The section from Aflenz to Seebach-Turnau, which only saw sporadic traffic in timber products, was closed at the end of 1990. In 1991, the Thörlerbahn Association, established to protect this section from demolition, proposed a tourist operation with borrowed vehicles. This offer was accepted and in the following years a promising museum course project was developed: passenger vehicles were built based on historical designs on freight wagon chassis and the last original steam engine, No. 6 THÖRL, also the last existing locomotive of class Z, was rented from Club 760 and re-activated.

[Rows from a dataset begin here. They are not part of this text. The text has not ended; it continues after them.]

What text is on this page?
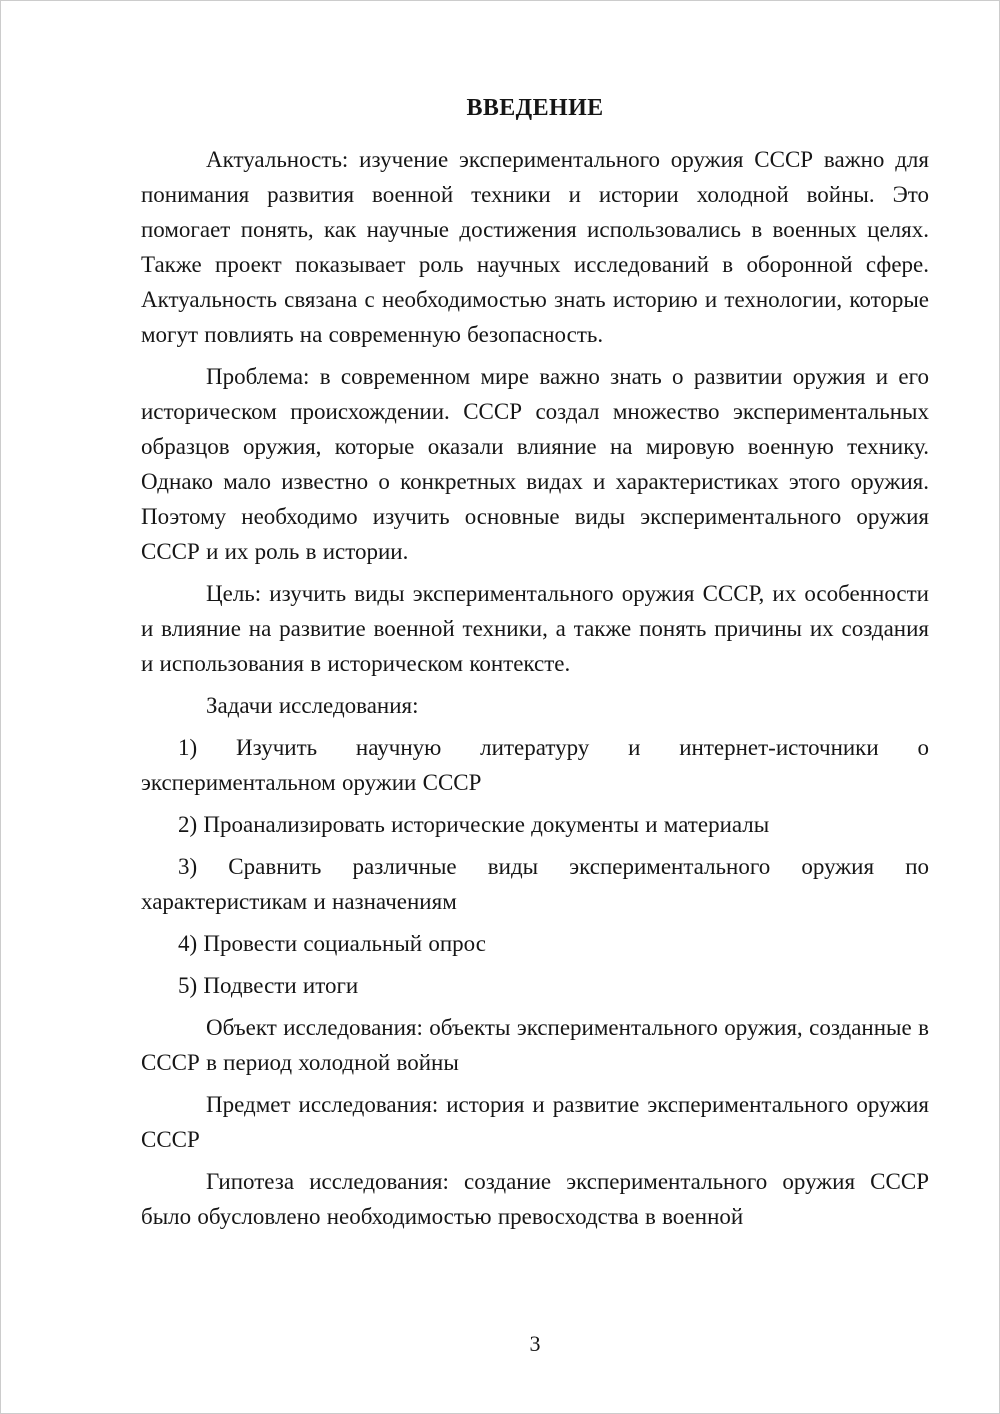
ВВЕДЕНИЕ

Актуальность: изучение экспериментального оружия СССР важно для понимания развития военной техники и истории холодной войны. Это помогает понять, как научные достижения использовались в военных целях. Также проект показывает роль научных исследований в оборонной сфере. Актуальность связана с необходимостью знать историю и технологии, которые могут повлиять на современную безопасность.

Проблема: в современном мире важно знать о развитии оружия и его историческом происхождении. СССР создал множество экспериментальных образцов оружия, которые оказали влияние на мировую военную технику. Однако мало известно о конкретных видах и характеристиках этого оружия. Поэтому необходимо изучить основные виды экспериментального оружия СССР и их роль в истории.

Цель: изучить виды экспериментального оружия СССР, их особенности и влияние на развитие военной техники, а также понять причины их создания и использования в историческом контексте.

Задачи исследования:

1) Изучить научную литературу и интернет-источники о экспериментальном оружии СССР

2) Проанализировать исторические документы и материалы

3) Сравнить различные виды экспериментального оружия по характеристикам и назначениям

4) Провести социальный опрос

5) Подвести итоги

Объект исследования: объекты экспериментального оружия, созданные в СССР в период холодной войны

Предмет исследования: история и развитие экспериментального оружия СССР

Гипотеза исследования: создание экспериментального оружия СССР было обусловлено необходимостью превосходства в военной

3
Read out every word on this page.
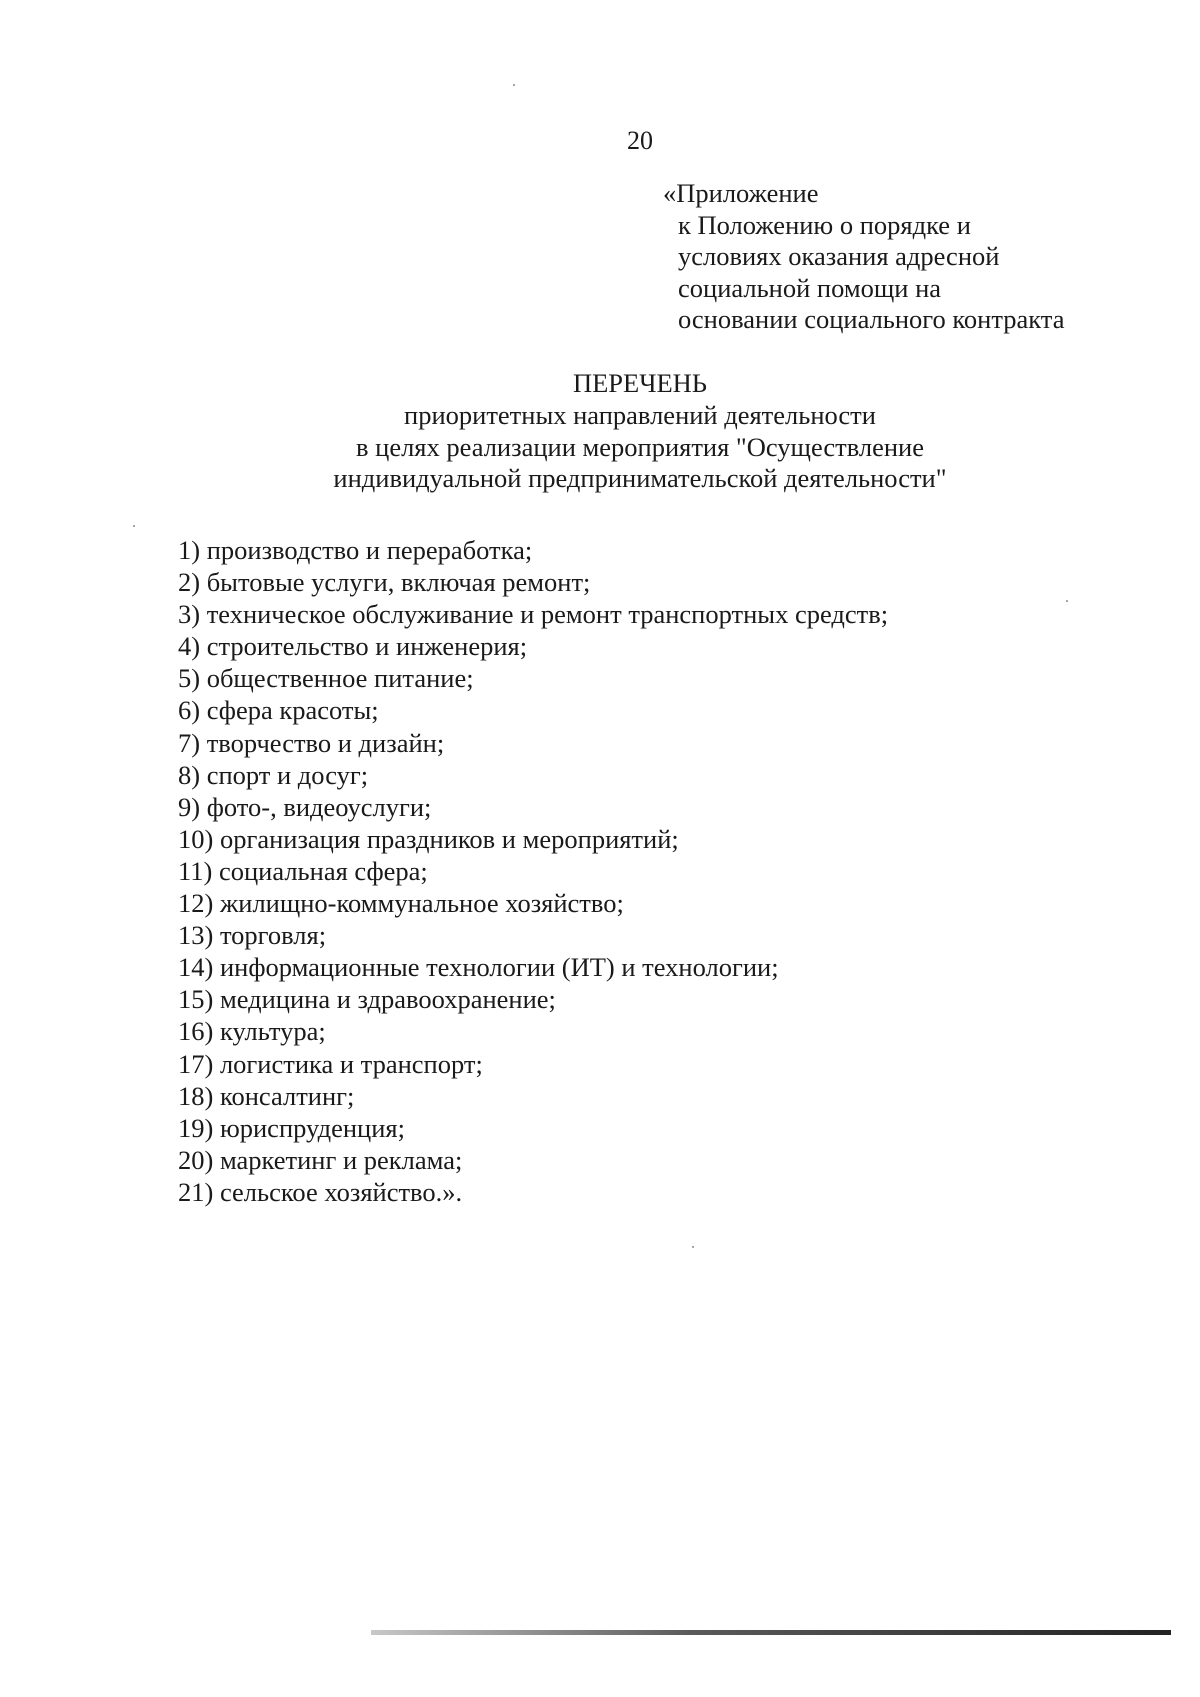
20
«Приложение
к Положению о порядке и
условиях оказания адресной
социальной помощи на
основании социального контракта
ПЕРЕЧЕНЬ
приоритетных направлений деятельности
в целях реализации мероприятия "Осуществление
индивидуальной предпринимательской деятельности"
1) производство и переработка;
2) бытовые услуги, включая ремонт;
3) техническое обслуживание и ремонт транспортных средств;
4) строительство и инженерия;
5) общественное питание;
6) сфера красоты;
7) творчество и дизайн;
8) спорт и досуг;
9) фото-, видеоуслуги;
10) организация праздников и мероприятий;
11) социальная сфера;
12) жилищно-коммунальное хозяйство;
13) торговля;
14) информационные технологии (ИТ) и технологии;
15) медицина и здравоохранение;
16) культура;
17) логистика и транспорт;
18) консалтинг;
19) юриспруденция;
20) маркетинг и реклама;
21) сельское хозяйство.».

A bank failure in 1995 led to the bankruptcy of the local iron industry. After the loss of the largest (and practically only) freight customer, the Styrian Provincial Railway felt compelled to close the railway. The Thörlerbahn Association was able to operate over the entire length of the railway until the end of the 1997 season, however for financial reasons were not able to take control of the entire 20 km length. There was a lack of support of the railway in the region, local preferences were to convert the railway into a bicycle track and to widen the federal highway. The Thörlerbahn Association announced bankruptcy in 1999, after not having operated the line during the preceding season, and the vehicles were sold or returned to their owners. On 31 October 1999 a hand trolley was driven on the Thörlerbahn for the last time.

The railway was dismantled in 2003 and 2004 and the line was converted to a bicycle track.